The first step is to find out what the command that provides the feature is probably called. Some frequently used commands were already named in bold above. This handy interactive Git cheat sheet shows you Git commands operating between the places discussed above and thereby allows you to explore the command space from the places perspective. Once you have a good candidate for the command name, you can explore the detailed documentation or quickly display build-in help or a manual as detailed in the next section.

When in need of further guidance, you can easily find answers by searching with Google or Stack Overflow since the huge Git user base will no doubt have asked the particular question you have, and likely has linked or selected good answers to it.

To learn more, see the comprehensive introductory and reference videos, documentation, and even a book available on the Git website.

Built-in help and manuals

When you already know which command you need, but forgot the precise syntax or options, the official Git command line client offers built-in help. By invoking

git --help

you get get a list of common commands. By invoking

git <command> --help

you get the synopsis, description, and options of the given Git command.

On Linux/MacOS, invoking

man git

will display the main manual in the shell, and invoking

man git <command>

will show the manual of the given Git command.

On Windows such manuals are not available by default, but you can display them in your browser by searching the Arch Linux manual pages site, or any of many similar sites.

To make such a search quick, you can set it as a site search shortcut in Chrome, or a search keyword in Firefox. Using the shortcut/keyword “man” is a good choice. This is also handy when using MacOS/Linux since manual pages are more readable in a web browser than in a shell.

Partial clone functionality

When using Git for managing data, repositories can get large. Using the Git LFS (Large File Storage) extension or Data Version Control (DVC) in parallel to Git makes storing large files performant. But cloning a big repository can still take a lot of time, particularly when the repository is located remotely on the Internet. The reason is that Git repositories contain the complete history of all files, and this complete history is by default downloaded when running the Git clone command.

Fortunately, Git supports partial clone functionality that downloads only a subset of the files, and downloads further files only as needed on checkout.

Graphical interfaces

Most integrated development environments and many code editors allow you to perform Git operations via menus or buttons.
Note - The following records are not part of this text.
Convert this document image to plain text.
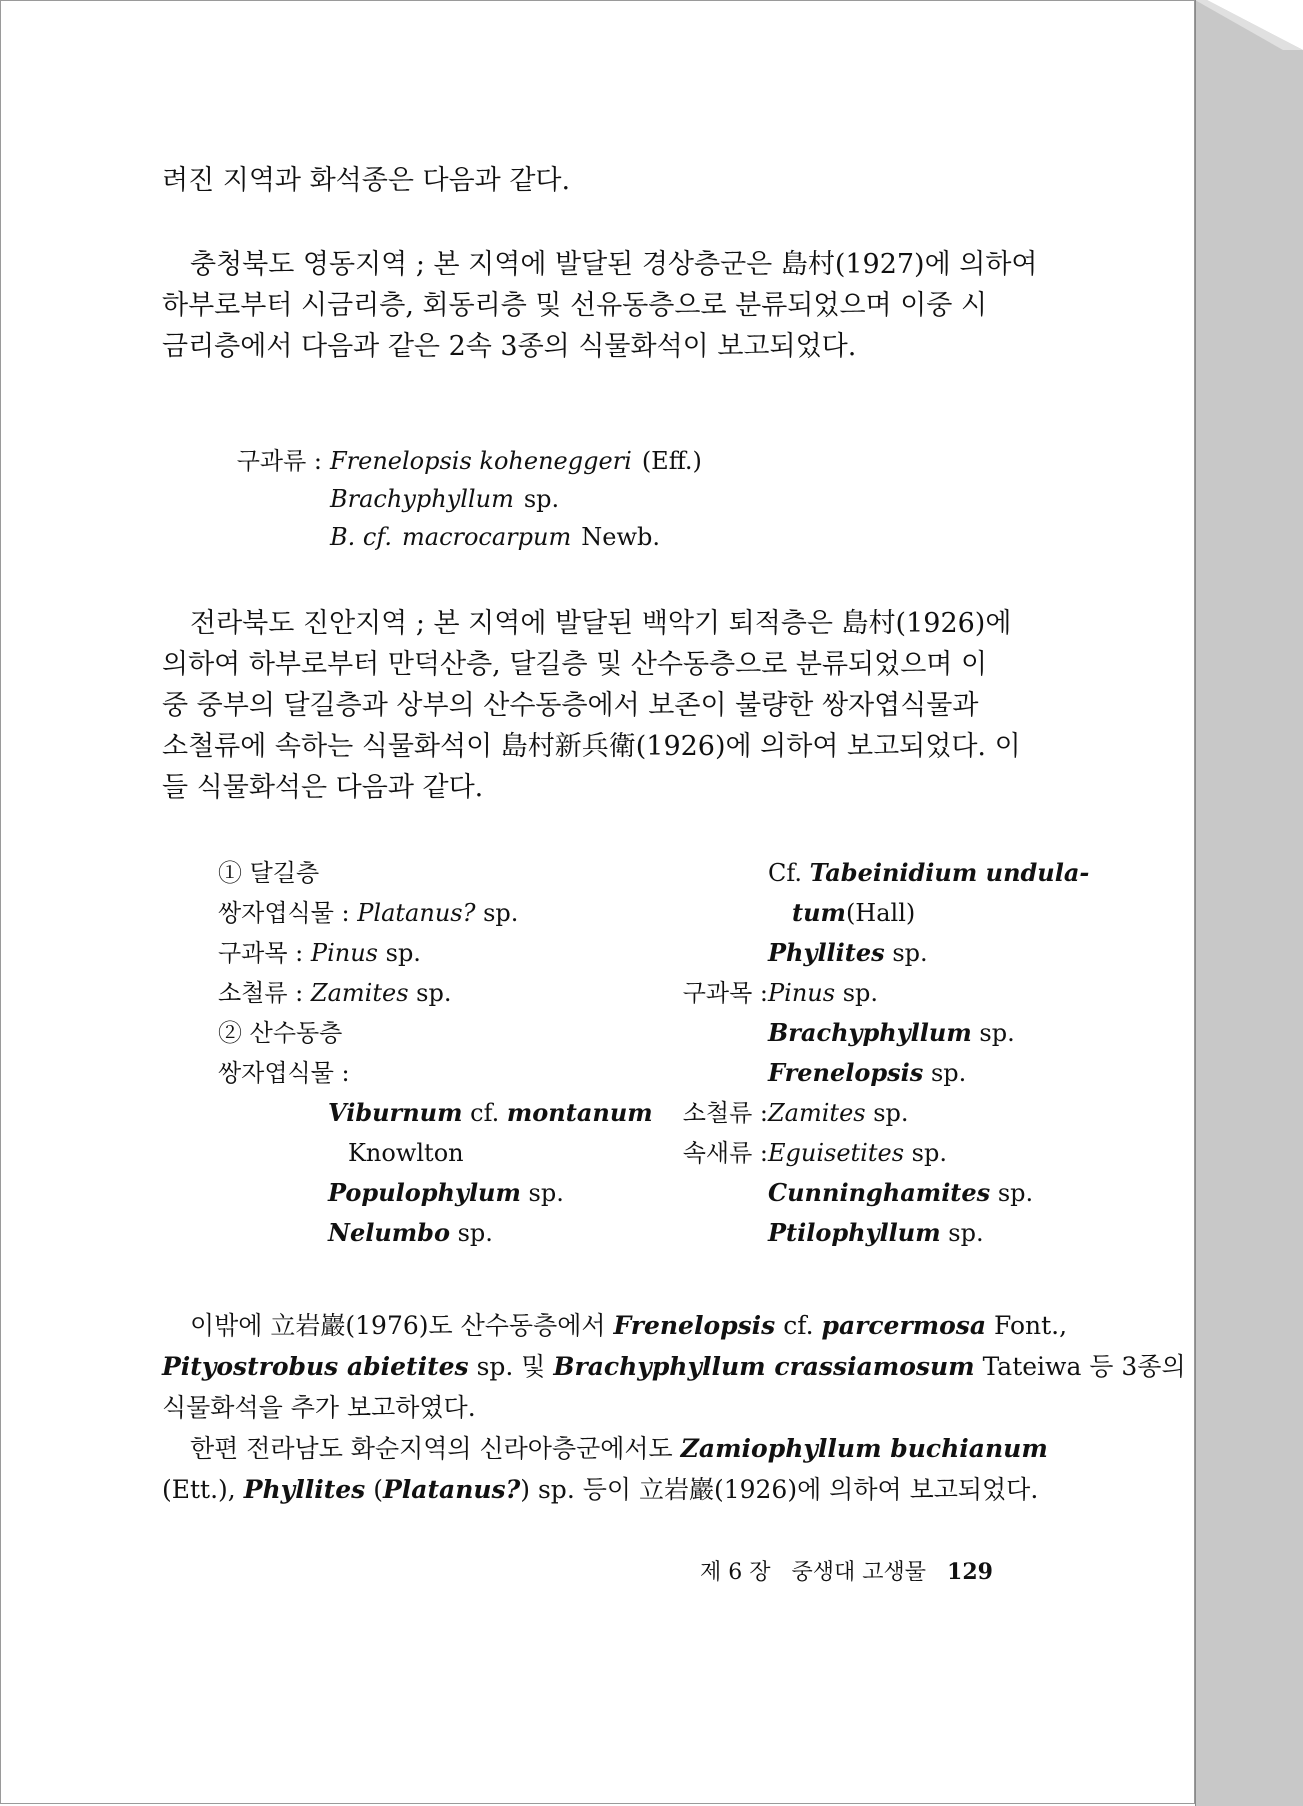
려진 지역과 화석종은 다음과 같다.

충청북도 영동지역 ; 본 지역에 발달된 경상층군은 島村(1927)에 의하여
하부로부터 시금리층, 회동리층 및 선유동층으로 분류되었으며 이중 시
금리층에서 다음과 같은 2속 3종의 식물화석이 보고되었다.
구과류 : Frenelopsis koheneggeri (Eff.)
Brachyphyllum sp.
B. cf. macrocarpum Newb.
전라북도 진안지역 ; 본 지역에 발달된 백악기 퇴적층은 島村(1926)에
의하여 하부로부터 만덕산층, 달길층 및 산수동층으로 분류되었으며 이
중 중부의 달길층과 상부의 산수동층에서 보존이 불량한 쌍자엽식물과
소철류에 속하는 식물화석이 島村新兵衛(1926)에 의하여 보고되었다. 이
들 식물화석은 다음과 같다.
① 달길층
쌍자엽식물 : Platanus? sp.
구과목 : Pinus sp.
소철류 : Zamites sp.
② 산수동층
쌍자엽식물 :
Viburnum cf. montanum
Knowlton
Populophylum sp.
Nelumbo sp.
Cf. Tabeinidium undula-
tum(Hall)
Phyllites sp.
구과목 :Pinus sp.
Brachyphyllum sp.
Frenelopsis sp.
소철류 :Zamites sp.
속새류 :Eguisetites sp.
Cunninghamites sp.
Ptilophyllum sp.
이밖에 立岩巖(1976)도 산수동층에서 Frenelopsis cf. parcermosa Font.,
Pityostrobus abietites sp. 및 Brachyphyllum crassiamosum Tateiwa 등 3종의
식물화석을 추가 보고하였다.
한편 전라남도 화순지역의 신라아층군에서도 Zamiophyllum buchianum
(Ett.), Phyllites (Platanus?) sp. 등이 立岩巖(1926)에 의하여 보고되었다.
제 6 장 중생대 고생물 129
For example, the image below shows the Git menu of Visual Studio Code.

When you do most of your work in such an environment or editor, using the graphical interface is handy. Some graphical interfaces have very convenient support for merging and dealing with pull requests. But beware that not all Git functionality will be available, and that the examples that you can find online via a search engine are unlikely to show how to do something with the particular graphical interface that you are using. That is why you will still need the official Git client every now and then.

When you use several environments and editors and do not want to learn all the different graphical interfaces, using the official Git client by default may be preferable.